Они уже выходили в сени, Петька, утерев рот рукой, вышел провожать, когда Антонина Петровна приметила в углу груду мокрой белой бумаги.
— А это что такое? — грозно спросила она у внука. — Ты зачем этот хлам притащил?
— А, это? Это так… почитать. Интересно больно! — уклончиво ответил тот, почему-то зарделся и отворотился к стене.
— Так, так, так… Говори-ка! Чего такое и откуда ты взял?
Ветка приблизилась к смятой вымокшей кипе бумаги и взяла листок, что лежал сверху.
— Боже мой! Это же… — она с несказанным удивлением обернулась к мальчишке. — Это рукопись моей мамы!
Глава 6
Бездна
— И все-таки, я тебя очень прошу: давай заглянем к дяде Сереже!
— Послушай, никуда он не убежит, а с нашими что-то неладное…
Ветка с Алешей распрощались с пригревшим их домом в деревне и спешили на берег Клязьмы — Ветка мчалась со всех ног, уверяя Алешу, что рукописи романов никто просто так в воду не бросает — раз такое случилось, значит что-то стряслось!
Она засунула мокрые листы под свитер, чтобы с ними, не дай Бог, еще чего не случилось, и так тряслась над этими листами бумаги, что Алеша даже чуть-чуть к ним приревновал.
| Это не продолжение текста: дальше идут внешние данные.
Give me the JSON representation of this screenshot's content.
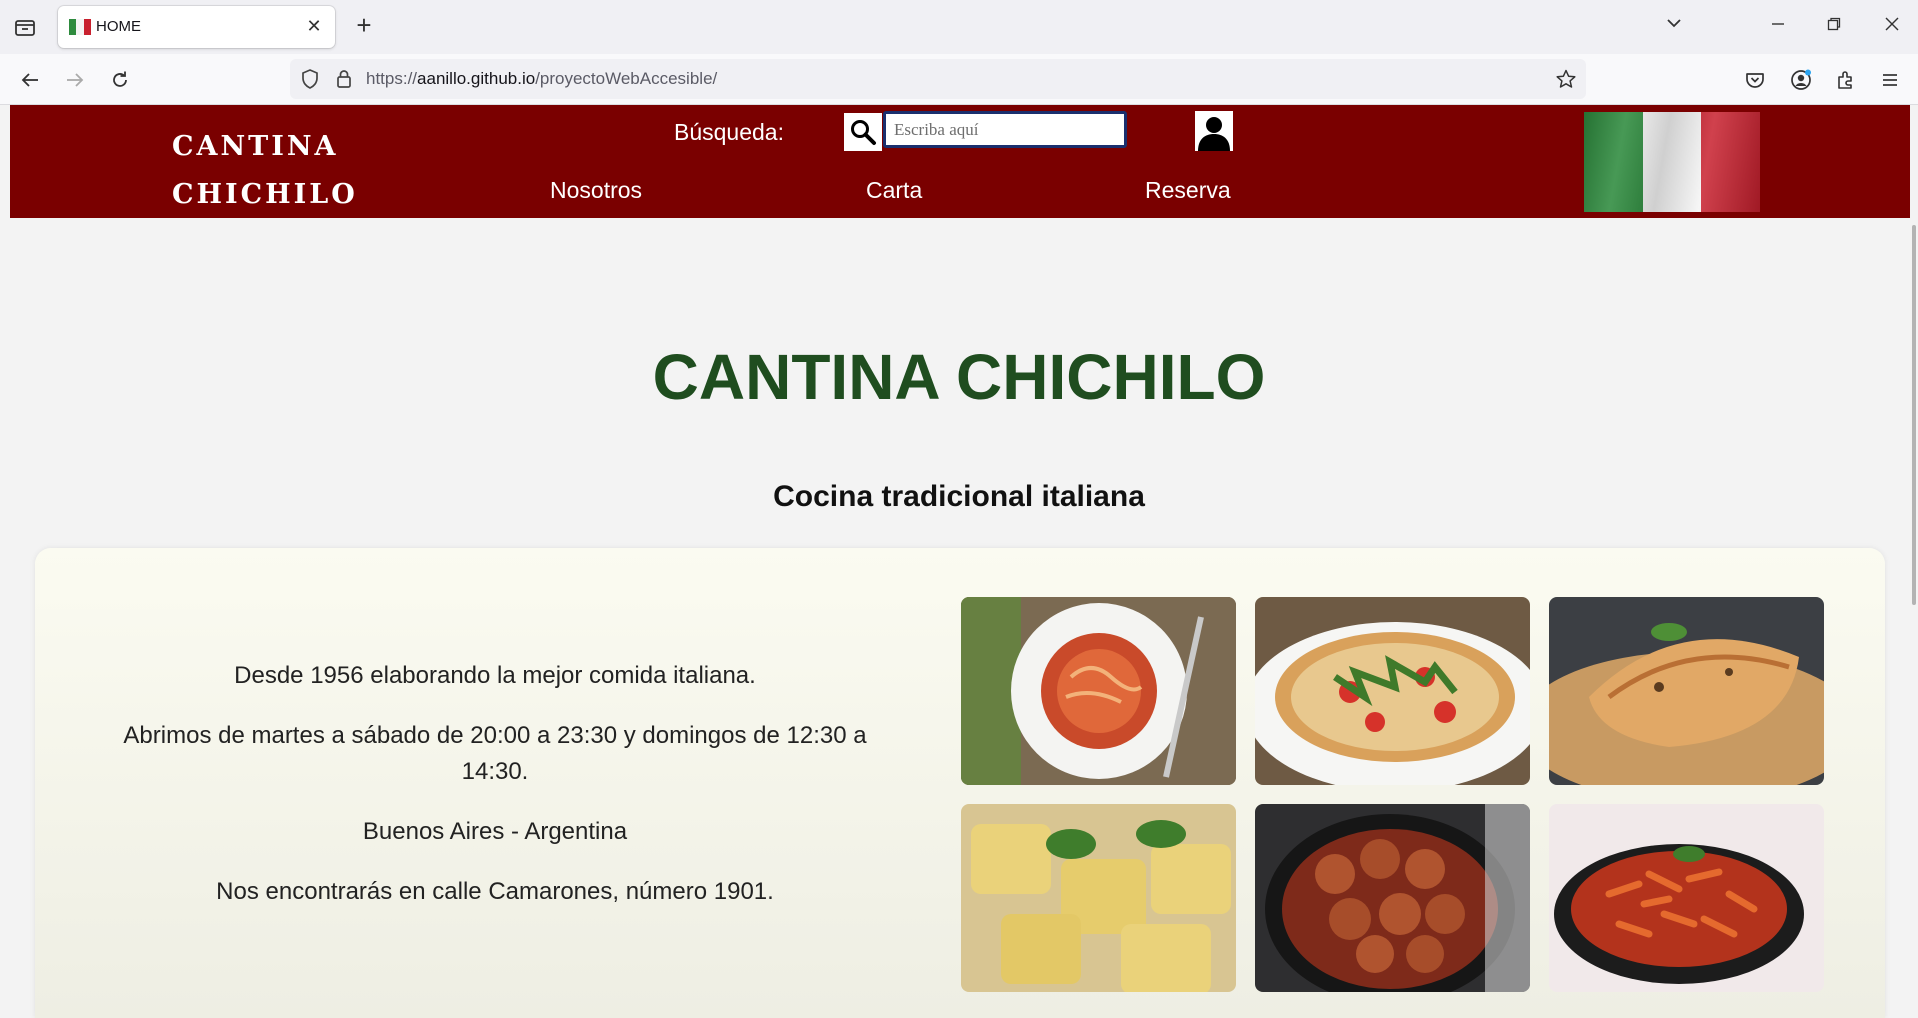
{
  "browser": {
    "tab_title": "HOME",
    "url_host": "aanillo.github.io",
    "url_prefix": "https://",
    "url_path": "/proyectoWebAccesible/"
  },
  "header": {
    "logo_line1": "CANTINA",
    "logo_line2": "CHICHILO",
    "search_label": "Búsqueda:",
    "search_placeholder": "Escriba aquí",
    "nav": [
      "Nosotros",
      "Carta",
      "Reserva"
    ]
  },
  "main": {
    "title": "CANTINA CHICHILO",
    "subtitle": "Cocina tradicional italiana",
    "info": [
      "Desde 1956 elaborando la mejor comida italiana.",
      "Abrimos de martes a sábado de 20:00 a 23:30 y domingos de 12:30 a 14:30.",
      "Buenos Aires - Argentina",
      "Nos encontrarás en calle Camarones, número 1901."
    ]
  },
  "colors": {
    "header_bg": "#7a0000",
    "title_green": "#1f4d1f",
    "flag_green": "#2e8b3e",
    "flag_white": "#f4f4f4",
    "flag_red": "#c8202e"
  }
}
Едва Ветка увидела кипу жеваной влажной бумаги, тотчас признала в ней мамину рукопись, кинулась к ней, схватила, прижала к себе — и ну тормошить Петьку: откуда, мол, взял! Тот говорит: подобрал на реке. Они с приятелем Митькой — тот на пару лет был постарше — взяли лодку и рыбалить отправились: под дождем обычно классно клюет! Конечно, рыбку эту, клязьминскую никто есть не будет — кому травиться охота? Но удовольствие все равно потрясное, опять же — Кузьку-кота подкормить… Он, Петька, видно, испытывал перед пострадавшим котом смутное чувство вины и хоть как-то свое безобразие загладить хотел. Вот и двинулись на рыбалку. Глядят — по воде листы бумаги плывут. Этакой вереницей. Мальчишки через борт лодки над водой перегнулись — и листочки один за другим подобрали. Все до единого! Ну, тут дождь начался, гроза — да такая силища страшная шла на них — тут уж не до рыбалки, еле ноги унесли. А Петька еще в лодке начал листы проглядывать. Где-то с середины начал. Оторваться не мог! Потом, пока у Митьки грозу пережидали — он полромана прочел. Домой притащил. А как увидел Веткины глаза, какими она на эту бумагу смотрела, аккуратненько стопочку подровнял и ей отдал. Только попросил попозже как-нибудь дать ему дочитать — очень эта история его захватила! Ветка обещала, конечно. И сразу заторопилась домой. С Антониной Петровной договорились о встрече — в конце недельки зайдут вместе с мамами: Алеша надеялся, что маму его буквально на днях выпустят из больницы.